Fuad mengatakan, perkembangan ekonomi serta keuangan syariah dengan suport instrumen wakaf sebaiknya ditaruh dalam kerangka memakmurkan bangsa. Sinergitas peraturan lintas kewenangan dikatakannya harus memberi andil pada ekosistem wakaf, bahkan juga mencapai semua penopang kebutuhan pada tingkat pusat atau wilayah
bandar bola online terpercaya keseruan dalam bertaruh online "Sekian tahun akhir-akhir ini makin diakui keutamaan perkuat ekosistem serta kolaborasi peningkatan wakaf.
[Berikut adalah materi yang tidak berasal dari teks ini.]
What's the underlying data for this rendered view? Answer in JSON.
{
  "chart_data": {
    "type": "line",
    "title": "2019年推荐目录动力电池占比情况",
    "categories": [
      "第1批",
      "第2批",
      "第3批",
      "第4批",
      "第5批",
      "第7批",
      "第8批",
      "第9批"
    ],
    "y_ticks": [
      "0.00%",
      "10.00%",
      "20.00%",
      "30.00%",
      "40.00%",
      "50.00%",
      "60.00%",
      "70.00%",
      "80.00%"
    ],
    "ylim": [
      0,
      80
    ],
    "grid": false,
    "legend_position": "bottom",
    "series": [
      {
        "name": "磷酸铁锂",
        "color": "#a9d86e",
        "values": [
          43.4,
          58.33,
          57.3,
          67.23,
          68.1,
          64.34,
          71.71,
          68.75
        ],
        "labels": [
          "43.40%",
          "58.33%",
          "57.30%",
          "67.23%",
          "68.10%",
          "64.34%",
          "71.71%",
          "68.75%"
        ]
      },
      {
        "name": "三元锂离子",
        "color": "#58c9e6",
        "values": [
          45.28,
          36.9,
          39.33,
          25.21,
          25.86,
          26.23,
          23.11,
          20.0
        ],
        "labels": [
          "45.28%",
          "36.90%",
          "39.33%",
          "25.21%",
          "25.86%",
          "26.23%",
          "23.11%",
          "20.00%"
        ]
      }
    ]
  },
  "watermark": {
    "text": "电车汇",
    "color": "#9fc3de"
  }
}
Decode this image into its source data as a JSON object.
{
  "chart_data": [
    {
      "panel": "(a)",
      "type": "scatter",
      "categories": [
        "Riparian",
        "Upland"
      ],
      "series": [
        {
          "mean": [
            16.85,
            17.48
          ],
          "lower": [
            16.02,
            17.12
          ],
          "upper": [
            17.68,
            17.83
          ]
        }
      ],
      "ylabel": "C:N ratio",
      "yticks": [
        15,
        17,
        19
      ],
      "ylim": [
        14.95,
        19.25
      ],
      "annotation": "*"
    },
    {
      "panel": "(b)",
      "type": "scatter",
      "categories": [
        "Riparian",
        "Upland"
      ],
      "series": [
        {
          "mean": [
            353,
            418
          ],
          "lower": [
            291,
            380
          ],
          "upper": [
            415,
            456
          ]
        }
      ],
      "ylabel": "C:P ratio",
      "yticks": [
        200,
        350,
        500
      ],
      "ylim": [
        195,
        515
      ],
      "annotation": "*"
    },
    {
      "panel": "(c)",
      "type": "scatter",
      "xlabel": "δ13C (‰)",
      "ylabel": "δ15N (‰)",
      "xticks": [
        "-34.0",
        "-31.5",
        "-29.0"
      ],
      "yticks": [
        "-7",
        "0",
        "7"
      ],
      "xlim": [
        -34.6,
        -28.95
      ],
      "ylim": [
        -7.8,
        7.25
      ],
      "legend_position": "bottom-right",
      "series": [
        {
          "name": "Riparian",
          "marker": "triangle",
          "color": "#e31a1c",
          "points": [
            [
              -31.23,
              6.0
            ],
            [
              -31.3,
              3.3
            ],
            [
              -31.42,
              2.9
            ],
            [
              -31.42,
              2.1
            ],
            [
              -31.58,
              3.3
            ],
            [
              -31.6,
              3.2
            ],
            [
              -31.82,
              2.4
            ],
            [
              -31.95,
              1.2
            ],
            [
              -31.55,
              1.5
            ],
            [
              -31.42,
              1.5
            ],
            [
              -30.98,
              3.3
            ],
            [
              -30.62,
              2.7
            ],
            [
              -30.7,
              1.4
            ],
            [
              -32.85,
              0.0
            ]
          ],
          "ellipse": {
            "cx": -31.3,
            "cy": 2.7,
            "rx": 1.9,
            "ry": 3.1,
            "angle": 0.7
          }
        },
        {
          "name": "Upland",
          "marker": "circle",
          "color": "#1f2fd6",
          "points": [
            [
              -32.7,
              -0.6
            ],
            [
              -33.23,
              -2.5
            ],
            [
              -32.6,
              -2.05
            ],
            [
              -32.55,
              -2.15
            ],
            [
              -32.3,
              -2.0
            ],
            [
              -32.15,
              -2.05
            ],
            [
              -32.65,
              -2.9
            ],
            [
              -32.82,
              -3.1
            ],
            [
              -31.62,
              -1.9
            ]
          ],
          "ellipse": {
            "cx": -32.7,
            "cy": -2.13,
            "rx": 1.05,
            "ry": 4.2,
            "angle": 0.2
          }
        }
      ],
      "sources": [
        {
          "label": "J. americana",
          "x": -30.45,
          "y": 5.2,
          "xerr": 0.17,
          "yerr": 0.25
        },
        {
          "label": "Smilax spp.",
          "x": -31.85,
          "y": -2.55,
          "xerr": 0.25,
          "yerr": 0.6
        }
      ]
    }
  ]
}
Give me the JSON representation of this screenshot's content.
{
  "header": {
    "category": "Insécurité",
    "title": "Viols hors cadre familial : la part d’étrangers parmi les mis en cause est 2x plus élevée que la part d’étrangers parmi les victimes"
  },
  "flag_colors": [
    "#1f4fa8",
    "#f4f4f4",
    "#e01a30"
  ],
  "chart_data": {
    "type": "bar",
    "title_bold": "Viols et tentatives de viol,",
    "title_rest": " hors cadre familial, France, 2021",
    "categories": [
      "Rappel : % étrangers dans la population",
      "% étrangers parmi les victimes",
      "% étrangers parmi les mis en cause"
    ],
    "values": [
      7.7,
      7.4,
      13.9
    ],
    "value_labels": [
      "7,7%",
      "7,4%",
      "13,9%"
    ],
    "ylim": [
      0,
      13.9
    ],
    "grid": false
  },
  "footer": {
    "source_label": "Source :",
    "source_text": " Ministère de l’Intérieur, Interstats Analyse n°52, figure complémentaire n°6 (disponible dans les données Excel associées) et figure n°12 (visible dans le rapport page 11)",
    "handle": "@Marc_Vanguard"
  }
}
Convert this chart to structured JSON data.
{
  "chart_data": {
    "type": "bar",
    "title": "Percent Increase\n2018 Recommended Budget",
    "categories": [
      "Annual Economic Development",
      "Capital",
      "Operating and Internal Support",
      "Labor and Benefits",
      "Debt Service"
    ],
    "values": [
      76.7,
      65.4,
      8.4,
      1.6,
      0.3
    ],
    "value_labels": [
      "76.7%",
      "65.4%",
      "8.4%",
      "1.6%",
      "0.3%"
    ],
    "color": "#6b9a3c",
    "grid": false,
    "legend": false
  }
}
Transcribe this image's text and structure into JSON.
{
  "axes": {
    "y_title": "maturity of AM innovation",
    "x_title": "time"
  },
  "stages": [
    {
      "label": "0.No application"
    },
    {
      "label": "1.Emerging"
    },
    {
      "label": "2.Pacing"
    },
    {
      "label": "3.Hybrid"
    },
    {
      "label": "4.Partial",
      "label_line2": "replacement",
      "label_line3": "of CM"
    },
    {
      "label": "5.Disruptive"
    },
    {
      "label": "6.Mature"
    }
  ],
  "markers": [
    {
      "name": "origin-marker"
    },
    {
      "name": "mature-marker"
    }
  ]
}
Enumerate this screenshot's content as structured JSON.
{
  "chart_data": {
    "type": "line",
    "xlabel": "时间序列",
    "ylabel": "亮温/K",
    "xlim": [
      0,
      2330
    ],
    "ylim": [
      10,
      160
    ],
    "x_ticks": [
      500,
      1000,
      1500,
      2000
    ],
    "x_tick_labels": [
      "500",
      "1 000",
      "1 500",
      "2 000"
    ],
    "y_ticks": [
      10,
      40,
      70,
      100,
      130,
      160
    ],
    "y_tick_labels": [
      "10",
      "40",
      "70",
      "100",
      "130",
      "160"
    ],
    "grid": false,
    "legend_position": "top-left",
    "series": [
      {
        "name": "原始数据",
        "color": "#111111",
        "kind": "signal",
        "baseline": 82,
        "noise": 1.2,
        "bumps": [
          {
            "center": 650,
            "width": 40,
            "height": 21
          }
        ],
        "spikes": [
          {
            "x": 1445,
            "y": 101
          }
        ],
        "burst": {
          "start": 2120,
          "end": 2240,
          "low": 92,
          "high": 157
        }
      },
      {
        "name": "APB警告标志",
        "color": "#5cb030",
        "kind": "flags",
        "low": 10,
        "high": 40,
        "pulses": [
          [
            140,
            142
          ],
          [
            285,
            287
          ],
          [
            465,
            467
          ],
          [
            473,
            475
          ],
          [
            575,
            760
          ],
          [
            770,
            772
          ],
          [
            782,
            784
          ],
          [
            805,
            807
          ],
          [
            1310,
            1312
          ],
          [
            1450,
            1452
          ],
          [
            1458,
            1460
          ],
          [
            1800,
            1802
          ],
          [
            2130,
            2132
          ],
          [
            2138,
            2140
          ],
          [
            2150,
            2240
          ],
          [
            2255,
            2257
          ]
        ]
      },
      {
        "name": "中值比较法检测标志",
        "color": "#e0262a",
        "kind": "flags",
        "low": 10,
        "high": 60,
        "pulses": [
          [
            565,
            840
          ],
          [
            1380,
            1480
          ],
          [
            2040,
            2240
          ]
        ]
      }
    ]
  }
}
Peningkatan tata atur wakaf membutuhkan ekosistem yang meningkatkan jalinan bolak-balik beberapa pembikin peraturan serta pegiat di atas lapangan," katanya.
"Searah dengan spirit pengokohan ekosistem pendayagunaan wakaf, karena itu peraturan, tata atur, susunan kelembagaan, literasi dan lain-lain harus lebih terkonsolidasi serta bekerjasama lebih sinergis dengan lingkungan external yang berkembang dengan aktif," hebat ia.
Selanjutnya, Fuad memandang ide Waqf Core Principles (WCP) yang dilaksanakan Bank Indonesia (BI), Tubuh Wakaf Indonesia (BWI) serta Research of Pelatihan Institute Islamic Development Bank (IRTI IsDB), selaku cara riil dalam perkuat infrastruktur tata atur perwaqafan supaya makin bersaing serta memberi imbas yang lebih riil ke warga.
"Pasti kita membutuhkan bikin biru (blueprint) pendayagunaan wakaf selaku gagasan induk peningkatan wakaf dalam periode pendek, periode menengah, serta periode panjang," tutur Fuad.
Awalnya, Wakil Presiden (Wakil presiden) Ma'ruf Amin merencanakan untuk bikin Pergerakan Nasional Wakaf Tunai (GNWT). Itu dilaksanakan untuk memperlebar keterlibatan warga dalam kumpulkan dana sosial. Dana itu akan digunakan buat memberikan dukungan pemercepatan pembangunan nasional serta kesejahteraan warga.
Menurutnya, wakaf tunai itu adalah kekuatan besar yang belum tergali. Karena, penggunaan dana wakaf sejauh ini cenderung digunakan untuk bansos di lingkungan mushola, madrasah, sampai proses penyemayaman.
"Kita coba wakaf ini kita bangun kembali agar kelak jadi dana besar yang dapat diinvestasikan, ditingkatkan dalam periode panjang. Ini untuk menolong metode keuangan nasional, perkuat," kata Ma'ruf Amin, Sabtu (24/10/2020).
Ma'ruf menjelaskan, dia tengah pikirkan bagaimana triknya supaya program GNWT dapat kumpulkan dana wakaf tunai untuk kebutuhan nasional. Ia menyarankan supaya manajemen pengendalian dananya bisa terorganisir secara baik, hingga memunculkan keyakinan dari warga.
"Karena dana wakaf itu menjadi instrumen penting dalam membuat kesejahteraan warga. Di beberapa negara itu telah jadi instrumen," papar ia.
Selanjutnya, Ma'ruf Amin pengin supaya proses service sertifikasi produk halal dapat dipermudahkan. Ia mengharap, nanti akan ada service sertifikasi halal terintegrasi di tiap teritori industri.
"Jadi mereka di sana mendapatkan servis, keringanan lainnya, terhitung sertifikasi halal. Menjadi proses halalnya ada dalam tempat," tutur ia.